If you haven't heard this song, press play and listen to the lyrics.
Middle School Days:
In eight grade I had Spanish class first period. Since I went to a Christian school, Señora assigned each student a devotional to open class with. I was one of the last students to lead that quarter and I was incredibly nervous. It was one week out and I still had no idea what I was going to say. We had the option to sing a song- which, if you've heard me sing, yikes. That wasn't an option. We could also play a video, write a story or read our favorite Bible verses. One night I stayed up way too late searching the internet for the perfect devotional. What seemed like centuries later, I ended up on YouTube. I found a video of a young girl singing this song and I was shocked, moved and inspired all at once. This song is already powerful. I could not believe that a little girl stood up and sang this (and sang it well!) to her church. She was passionate and I could feel her desire to live out the meaning of the song, as she sang each lyric. At six years old her love for Jesus was showing. Most adults don't have as much courage to sing infant of others, let alone let everyone know that they are willing for Him to use them to make a differnce.
"Set The World On Fire" seems to pop up when I need it the most. My sophomore year of high school I wanted to do something more with my life. I wanted to make a change, I just didn't know how. It wasn't until the end of the school year that I joined the student lead organization called "Food Fight", which aids in the eradication of world hunger. Being a part of Food Fight was amazing. I felt like I was making a difference and serving the Lord. It was the thing I was missing in my life. My junior/ senior year, I was a team leader at my school. It was incredibly stressful trying to pass it with the administration and there were so may days I came home from school and cried. I was frustrated with people not wanting to get involved and make a difference. There were days I wanted to quit and one afternoon I almost did. I had this speech crafted and I was ready to resign. Then, I heard this song. I ran over to my laptop to quickly turn it up. I forgot about this song and it hit home. I related to a verse that I didn't have as strong of a connection with before. Singing the words made me burst into tears. I'm talking full on ugly crying. There was mascara running down my face and it was not pretty.

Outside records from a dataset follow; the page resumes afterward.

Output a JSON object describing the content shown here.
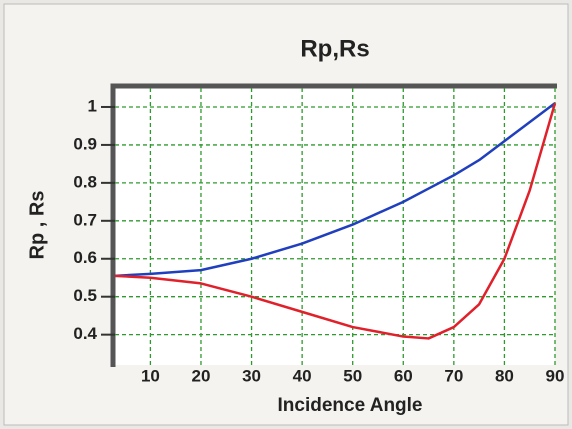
{
  "chart_data": {
    "type": "line",
    "title": "Rp,Rs",
    "x_label": "Incidence Angle",
    "y_label": "Rp , Rs",
    "x": [
      3,
      10,
      20,
      30,
      40,
      50,
      60,
      65,
      70,
      75,
      80,
      85,
      90
    ],
    "series": [
      {
        "color": "#1f3fbf",
        "values": [
          0.555,
          0.56,
          0.57,
          0.6,
          0.64,
          0.69,
          0.75,
          0.785,
          0.82,
          0.86,
          0.91,
          0.96,
          1.01
        ]
      },
      {
        "color": "#e0202a",
        "values": [
          0.555,
          0.55,
          0.535,
          0.5,
          0.46,
          0.42,
          0.395,
          0.39,
          0.42,
          0.48,
          0.6,
          0.78,
          1.01
        ]
      }
    ],
    "xlim": [
      3,
      90
    ],
    "ylim": [
      0.32,
      1.05
    ],
    "xticks": [
      10,
      20,
      30,
      40,
      50,
      60,
      70,
      80,
      90
    ],
    "yticks": [
      0.4,
      0.5,
      0.6,
      0.7,
      0.8,
      0.9,
      1
    ],
    "grid": true,
    "grid_color": "#2e9a2e"
  }
}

I realized that this mission goes above and beyond me. I'm in Food Fight acting as someone else's voice. If I was tired and frustrated from having to fight for someone to receive food, I tried to imagine how that person starving to death must feel.
In December this song appeared again. I was debating if I should start Operation Beautiful Nation. I was afraid that people were going to think my idea was lame or childish. I had my mind up that I was not going to run with it and I was going to try and do something else. What that would be, I had no idea. Oh boy am I glad I changed my mind. OBN has impacted my life in ways I didn't think it could and has connected me with so many lovely people across the globe. These lyrics have always stood out to me. Particularly when I was trying to decide what to do. Britt sings:
For months I was praying, asking God to use me to impact others and show His love. My dream is to help eliminate social injustice and I wouldn't have been able to take part in this if I didn't step outside of my comfort zone and believe in myself.
Believing is all I needed. Having my faith and believing in God inspired me to make a difference and to help others. Mrs. Wories believed in me when she sent me that video. She saw that I was capable of creating change (even at a young age!) and I have the power to eliminate world hunger, to impact a stranger's life and for the Lord to use me. All it took was one person seeing something in me to continuously impact my life almost a decade later. Thank you Mrs. Wories for that email all those years ago. Although I have outgrown my lisp and awkward bangs, I have not outgrown this song and I don't think I ever will.
This Week's Challenge:
I ask this: who or what do you believe in? Make it known. Show someone you believe in them. Mail them a card they can keep forever. Send someone a song, Bible verse, a quote, comment on their Instagram photo, etc. Sometimes all we need is for someone to show us a little love. Who knows what your encouragement and faith in that person will lead them to do. Invest in others and pour love into them. Take that thing you care about with all of your heart, and pursue it. You have the power to make a difference and only you can stop yourself from doing so.